Remember that peach recall from a week ago? At the time, the only products that appeared to be affected by the potential salmonella contamination were Wawona Packing Co. peaches sold at Aldi stores. In the days since that initial recall was announced, the number of products included in the recall has boomed, along with the number of stores affected.
In a new update from the FDA and CDC, all peaches supplied by Prime Wawona or Wawona Packing Co., are now being recalled. Unfortunately, that also means a whole bunch of new stores are being forced to yank the peaches from their shelves, including big dogs like Walmart and Target.
Straight from the FDA bulletin, here are the products and codes that are part of the new, expanded recall:
- Wawona Peaches – 033383322001
- Wawona Organic Peaches – 849315000400
- Prima® Peaches – 766342325903
- Organic Marketside Peaches – 849315000400
- Kroger Peaches – 011110181749
- Wegmans Peaches – 077890490488
These various products were sold in the following stores: Aldi, Target, Kroger, Jay-C, King Soopers, Hannaford, City Market, Fry’s, Ralphs, Food 4 Less, Foods Co., Food Lion, Smiths, Walmart, and Wegmans. Additionally, the FDA notes that Wegmans is also recalling “in-store produced bakery items containing recalled peaches.”

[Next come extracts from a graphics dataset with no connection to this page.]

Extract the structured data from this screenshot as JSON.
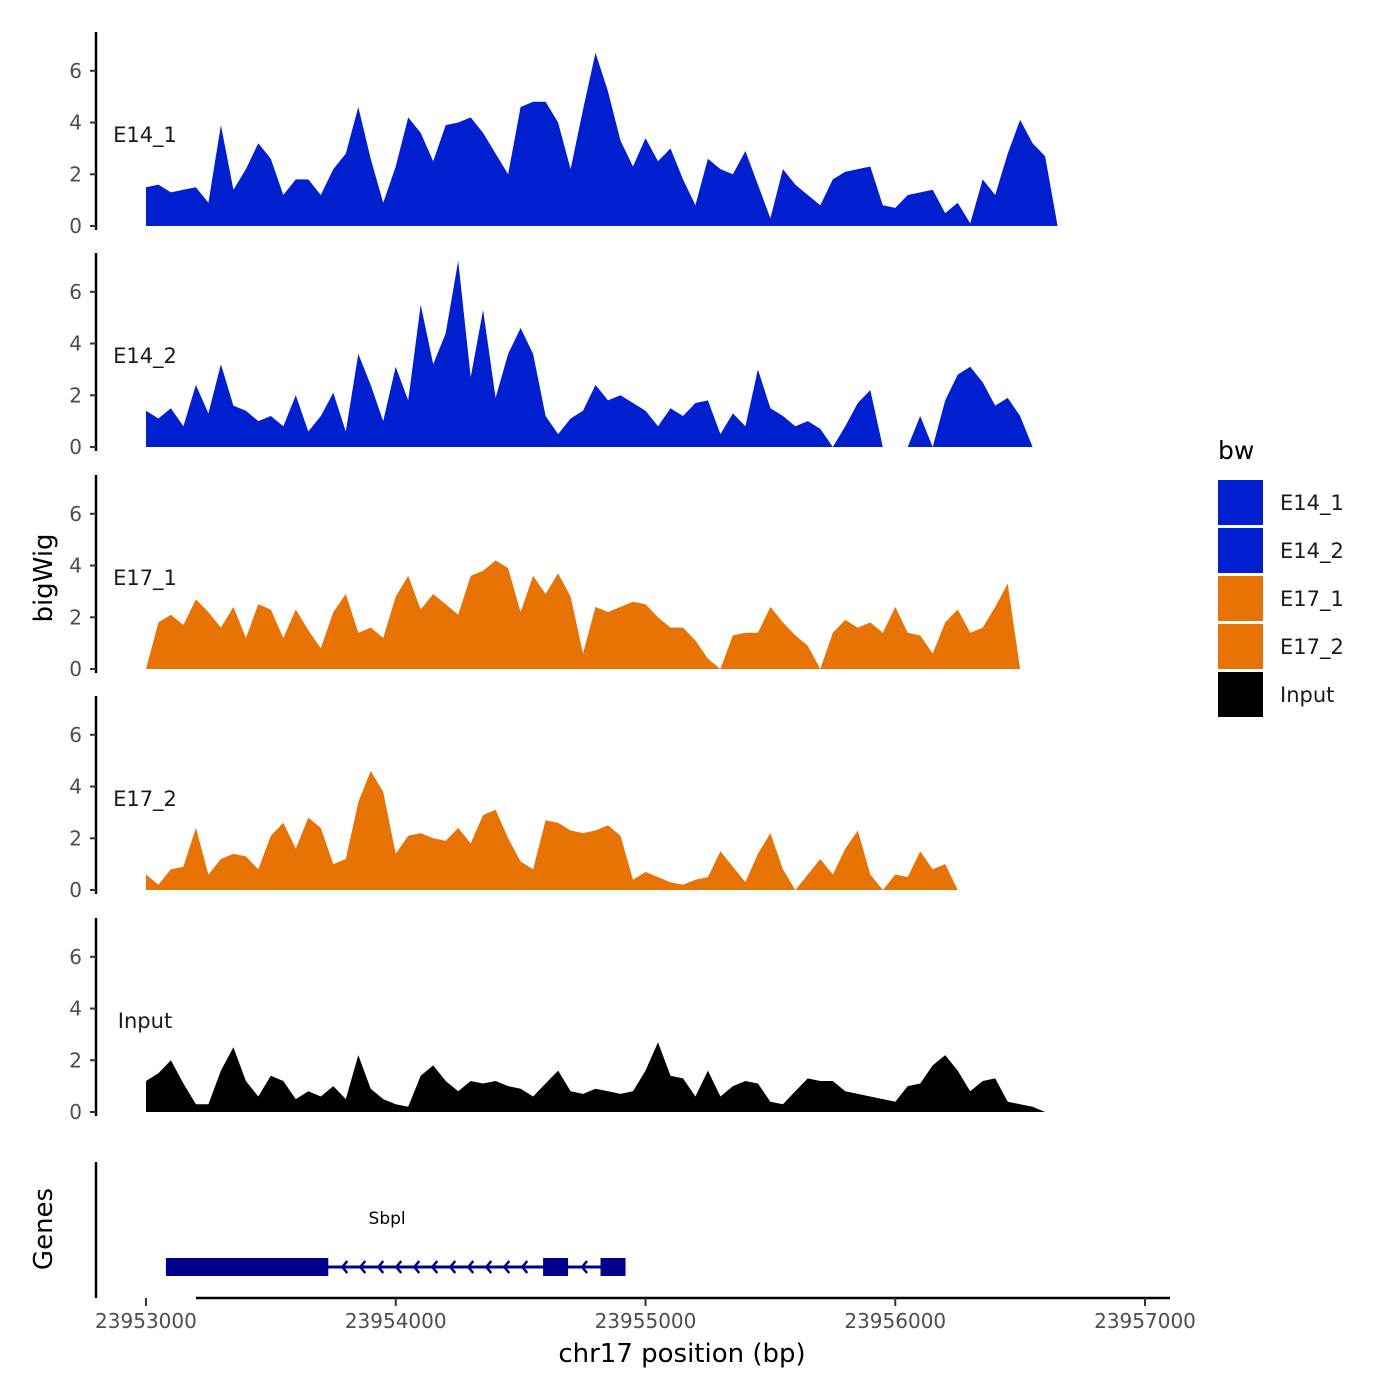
{
  "chart_data": {
    "type": "area",
    "chromosome": "chr17",
    "xlabel": "chr17 position (bp)",
    "ylabel": "bigWig",
    "genes_label": "Genes",
    "xlim": [
      23952800,
      23957100
    ],
    "x_ticks": [
      23953000,
      23954000,
      23955000,
      23956000,
      23957000
    ],
    "x_tick_labels": [
      "23953000",
      "23954000",
      "23955000",
      "23956000",
      "23957000"
    ],
    "ylim": [
      0,
      7.5
    ],
    "y_ticks": [
      0,
      2,
      4,
      6
    ],
    "y_tick_labels": [
      "0",
      "2",
      "4",
      "6"
    ],
    "legend": {
      "title": "bw",
      "entries": [
        {
          "label": "E14_1",
          "color": "#0020d0"
        },
        {
          "label": "E14_2",
          "color": "#0020d0"
        },
        {
          "label": "E17_1",
          "color": "#e87305"
        },
        {
          "label": "E17_2",
          "color": "#e87305"
        },
        {
          "label": "Input",
          "color": "#000000"
        }
      ]
    },
    "series": [
      {
        "name": "E14_1",
        "color": "#0020d0",
        "x": [
          23953000,
          23953050,
          23953100,
          23953150,
          23953200,
          23953250,
          23953300,
          23953350,
          23953400,
          23953450,
          23953500,
          23953550,
          23953600,
          23953650,
          23953700,
          23953750,
          23953800,
          23953850,
          23953900,
          23953950,
          23954000,
          23954050,
          23954100,
          23954150,
          23954200,
          23954250,
          23954300,
          23954350,
          23954400,
          23954450,
          23954500,
          23954550,
          23954600,
          23954650,
          23954700,
          23954750,
          23954800,
          23954850,
          23954900,
          23954950,
          23955000,
          23955050,
          23955100,
          23955150,
          23955200,
          23955250,
          23955300,
          23955350,
          23955400,
          23955450,
          23955500,
          23955550,
          23955600,
          23955650,
          23955700,
          23955750,
          23955800,
          23955850,
          23955900,
          23955950,
          23956000,
          23956050,
          23956100,
          23956150,
          23956200,
          23956250,
          23956300,
          23956350,
          23956400,
          23956450,
          23956500,
          23956550,
          23956600,
          23956650,
          23956700,
          23956750,
          23956800
        ],
        "y": [
          1.5,
          1.6,
          1.3,
          1.4,
          1.5,
          0.9,
          3.9,
          1.4,
          2.2,
          3.2,
          2.6,
          1.2,
          1.8,
          1.8,
          1.2,
          2.2,
          2.8,
          4.6,
          2.6,
          0.9,
          2.3,
          4.2,
          3.6,
          2.5,
          3.9,
          4.0,
          4.2,
          3.6,
          2.8,
          2.0,
          4.6,
          4.8,
          4.8,
          4.0,
          2.2,
          4.5,
          6.7,
          5.2,
          3.3,
          2.3,
          3.4,
          2.5,
          3.0,
          1.8,
          0.8,
          2.6,
          2.2,
          2.0,
          2.9,
          1.6,
          0.3,
          2.2,
          1.6,
          1.2,
          0.8,
          1.8,
          2.1,
          2.2,
          2.3,
          0.8,
          0.7,
          1.2,
          1.3,
          1.4,
          0.5,
          0.9,
          0.1,
          1.8,
          1.2,
          2.8,
          4.1,
          3.2,
          2.7,
          0.0,
          0.0,
          0.0,
          0.0
        ]
      },
      {
        "name": "E14_2",
        "color": "#0020d0",
        "x": [
          23953000,
          23953050,
          23953100,
          23953150,
          23953200,
          23953250,
          23953300,
          23953350,
          23953400,
          23953450,
          23953500,
          23953550,
          23953600,
          23953650,
          23953700,
          23953750,
          23953800,
          23953850,
          23953900,
          23953950,
          23954000,
          23954050,
          23954100,
          23954150,
          23954200,
          23954250,
          23954300,
          23954350,
          23954400,
          23954450,
          23954500,
          23954550,
          23954600,
          23954650,
          23954700,
          23954750,
          23954800,
          23954850,
          23954900,
          23954950,
          23955000,
          23955050,
          23955100,
          23955150,
          23955200,
          23955250,
          23955300,
          23955350,
          23955400,
          23955450,
          23955500,
          23955550,
          23955600,
          23955650,
          23955700,
          23955750,
          23955800,
          23955850,
          23955900,
          23955950,
          23956000,
          23956050,
          23956100,
          23956150,
          23956200,
          23956250,
          23956300,
          23956350,
          23956400,
          23956450,
          23956500,
          23956550,
          23956600,
          23956650,
          23956700,
          23956750,
          23956800
        ],
        "y": [
          1.4,
          1.1,
          1.5,
          0.8,
          2.4,
          1.3,
          3.2,
          1.6,
          1.4,
          1.0,
          1.2,
          0.8,
          2.0,
          0.6,
          1.2,
          2.1,
          0.6,
          3.6,
          2.4,
          1.0,
          3.1,
          1.8,
          5.5,
          3.2,
          4.4,
          7.2,
          2.7,
          5.3,
          1.9,
          3.6,
          4.6,
          3.6,
          1.2,
          0.5,
          1.1,
          1.4,
          2.4,
          1.8,
          2.0,
          1.7,
          1.4,
          0.8,
          1.5,
          1.2,
          1.7,
          1.8,
          0.5,
          1.3,
          0.8,
          3.0,
          1.5,
          1.2,
          0.8,
          1.0,
          0.7,
          0.0,
          0.8,
          1.7,
          2.2,
          0.0,
          0.0,
          0.0,
          1.2,
          0.0,
          1.8,
          2.8,
          3.1,
          2.5,
          1.6,
          1.9,
          1.2,
          0.0,
          0.0,
          0.0,
          0.0,
          0.0,
          0.0
        ]
      },
      {
        "name": "E17_1",
        "color": "#e87305",
        "x": [
          23953000,
          23953050,
          23953100,
          23953150,
          23953200,
          23953250,
          23953300,
          23953350,
          23953400,
          23953450,
          23953500,
          23953550,
          23953600,
          23953650,
          23953700,
          23953750,
          23953800,
          23953850,
          23953900,
          23953950,
          23954000,
          23954050,
          23954100,
          23954150,
          23954200,
          23954250,
          23954300,
          23954350,
          23954400,
          23954450,
          23954500,
          23954550,
          23954600,
          23954650,
          23954700,
          23954750,
          23954800,
          23954850,
          23954900,
          23954950,
          23955000,
          23955050,
          23955100,
          23955150,
          23955200,
          23955250,
          23955300,
          23955350,
          23955400,
          23955450,
          23955500,
          23955550,
          23955600,
          23955650,
          23955700,
          23955750,
          23955800,
          23955850,
          23955900,
          23955950,
          23956000,
          23956050,
          23956100,
          23956150,
          23956200,
          23956250,
          23956300,
          23956350,
          23956400,
          23956450,
          23956500,
          23956550,
          23956600,
          23956650,
          23956700,
          23956750,
          23956800
        ],
        "y": [
          0.0,
          1.8,
          2.1,
          1.7,
          2.7,
          2.2,
          1.6,
          2.4,
          1.2,
          2.5,
          2.3,
          1.2,
          2.3,
          1.5,
          0.8,
          2.2,
          2.9,
          1.4,
          1.6,
          1.2,
          2.8,
          3.6,
          2.3,
          2.9,
          2.5,
          2.1,
          3.6,
          3.8,
          4.2,
          3.9,
          2.2,
          3.6,
          2.9,
          3.7,
          2.8,
          0.6,
          2.4,
          2.2,
          2.4,
          2.6,
          2.5,
          2.0,
          1.6,
          1.6,
          1.1,
          0.4,
          0.0,
          1.3,
          1.4,
          1.4,
          2.4,
          1.8,
          1.3,
          0.9,
          0.0,
          1.4,
          1.9,
          1.6,
          1.8,
          1.4,
          2.4,
          1.4,
          1.3,
          0.6,
          1.8,
          2.3,
          1.4,
          1.6,
          2.4,
          3.3,
          0.0,
          0.0,
          0.0,
          0.0,
          0.0,
          0.0,
          0.0
        ]
      },
      {
        "name": "E17_2",
        "color": "#e87305",
        "x": [
          23953000,
          23953050,
          23953100,
          23953150,
          23953200,
          23953250,
          23953300,
          23953350,
          23953400,
          23953450,
          23953500,
          23953550,
          23953600,
          23953650,
          23953700,
          23953750,
          23953800,
          23953850,
          23953900,
          23953950,
          23954000,
          23954050,
          23954100,
          23954150,
          23954200,
          23954250,
          23954300,
          23954350,
          23954400,
          23954450,
          23954500,
          23954550,
          23954600,
          23954650,
          23954700,
          23954750,
          23954800,
          23954850,
          23954900,
          23954950,
          23955000,
          23955050,
          23955100,
          23955150,
          23955200,
          23955250,
          23955300,
          23955350,
          23955400,
          23955450,
          23955500,
          23955550,
          23955600,
          23955650,
          23955700,
          23955750,
          23955800,
          23955850,
          23955900,
          23955950,
          23956000,
          23956050,
          23956100,
          23956150,
          23956200,
          23956250,
          23956300,
          23956350,
          23956400,
          23956450,
          23956500,
          23956550,
          23956600,
          23956650,
          23956700,
          23956750,
          23956800
        ],
        "y": [
          0.6,
          0.2,
          0.8,
          0.9,
          2.4,
          0.6,
          1.2,
          1.4,
          1.3,
          0.8,
          2.1,
          2.6,
          1.6,
          2.8,
          2.4,
          1.0,
          1.2,
          3.4,
          4.6,
          3.8,
          1.4,
          2.1,
          2.2,
          2.0,
          1.9,
          2.4,
          1.8,
          2.9,
          3.1,
          2.0,
          1.1,
          0.8,
          2.7,
          2.6,
          2.3,
          2.2,
          2.3,
          2.5,
          2.1,
          0.4,
          0.7,
          0.5,
          0.3,
          0.2,
          0.4,
          0.5,
          1.5,
          0.9,
          0.3,
          1.4,
          2.2,
          0.8,
          0.0,
          0.6,
          1.2,
          0.6,
          1.6,
          2.3,
          0.6,
          0.0,
          0.6,
          0.5,
          1.5,
          0.8,
          1.0,
          0.0,
          0.0,
          0.0,
          0.0,
          0.0,
          0.0,
          0.0,
          0.0,
          0.0,
          0.0,
          0.0,
          0.0
        ]
      },
      {
        "name": "Input",
        "color": "#000000",
        "x": [
          23953000,
          23953050,
          23953100,
          23953150,
          23953200,
          23953250,
          23953300,
          23953350,
          23953400,
          23953450,
          23953500,
          23953550,
          23953600,
          23953650,
          23953700,
          23953750,
          23953800,
          23953850,
          23953900,
          23953950,
          23954000,
          23954050,
          23954100,
          23954150,
          23954200,
          23954250,
          23954300,
          23954350,
          23954400,
          23954450,
          23954500,
          23954550,
          23954600,
          23954650,
          23954700,
          23954750,
          23954800,
          23954850,
          23954900,
          23954950,
          23955000,
          23955050,
          23955100,
          23955150,
          23955200,
          23955250,
          23955300,
          23955350,
          23955400,
          23955450,
          23955500,
          23955550,
          23955600,
          23955650,
          23955700,
          23955750,
          23955800,
          23955850,
          23955900,
          23955950,
          23956000,
          23956050,
          23956100,
          23956150,
          23956200,
          23956250,
          23956300,
          23956350,
          23956400,
          23956450,
          23956500,
          23956550,
          23956600,
          23956650,
          23956700,
          23956750,
          23956800
        ],
        "y": [
          1.2,
          1.5,
          2.0,
          1.1,
          0.3,
          0.3,
          1.6,
          2.5,
          1.2,
          0.6,
          1.4,
          1.2,
          0.5,
          0.8,
          0.6,
          1.0,
          0.5,
          2.2,
          0.9,
          0.5,
          0.3,
          0.2,
          1.4,
          1.8,
          1.2,
          0.8,
          1.2,
          1.1,
          1.2,
          1.0,
          0.9,
          0.6,
          1.1,
          1.6,
          0.8,
          0.7,
          0.9,
          0.8,
          0.7,
          0.8,
          1.6,
          2.7,
          1.4,
          1.3,
          0.6,
          1.6,
          0.6,
          1.0,
          1.2,
          1.1,
          0.4,
          0.3,
          0.8,
          1.3,
          1.2,
          1.2,
          0.8,
          0.7,
          0.6,
          0.5,
          0.4,
          1.0,
          1.1,
          1.8,
          2.2,
          1.6,
          0.8,
          1.2,
          1.3,
          0.4,
          0.3,
          0.2,
          0.0,
          0.0,
          0.0,
          0.0,
          0.0
        ]
      }
    ],
    "genes": [
      {
        "name": "Sbpl",
        "start": 23953080,
        "end": 23954920,
        "strand": "-",
        "exons": [
          [
            23953080,
            23953730
          ],
          [
            23954590,
            23954690
          ],
          [
            23954820,
            23954920
          ]
        ]
      }
    ]
  }
}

The contaminate, salmonella, has so far been blamed for 68 confirmed infections across the states of Iowa, Maryland, Michigan, Minnesota, New Jersey, New York, Pennsylvania, Virginia, and Wisconsin, though the peaches themselves are distributed nationwide. Of those confirmed infections, 14 people have had to be hospitalized due to more serious reactions. No deaths have been reported.
If you have any of the products listed above, you are advised to either throw them away immediately or return them to the store you purchased them from for a full refund. After doing so, you should sanitize any surfaces the peaches may have touched, including bowls and countertops. Restaurants are also advised to avoid serving any of the potentially contaminated peaches to their customers.
The CDC and FDA are continuing to investigate the source of the contamination itself, though at this time there’s no official word. When these kinds of things happen, a source can often be difficult to track down, especially if the contamination happened during the harvesting process, or before. In any case, we should eventually find out where and how the fruit was tainted, but it might be a while.
In any case, if you find yourself feeling ill and believe you may have eaten a tainted peach, you should contact your healthcare provider promptly. Salmonella infections can produce a variety of symptoms including cramping, vomiting, nausea, and even bloody diarrhea. Children, the elderly, and those with compromised immune systems or other conditions are at a higher risk of serious health consequences.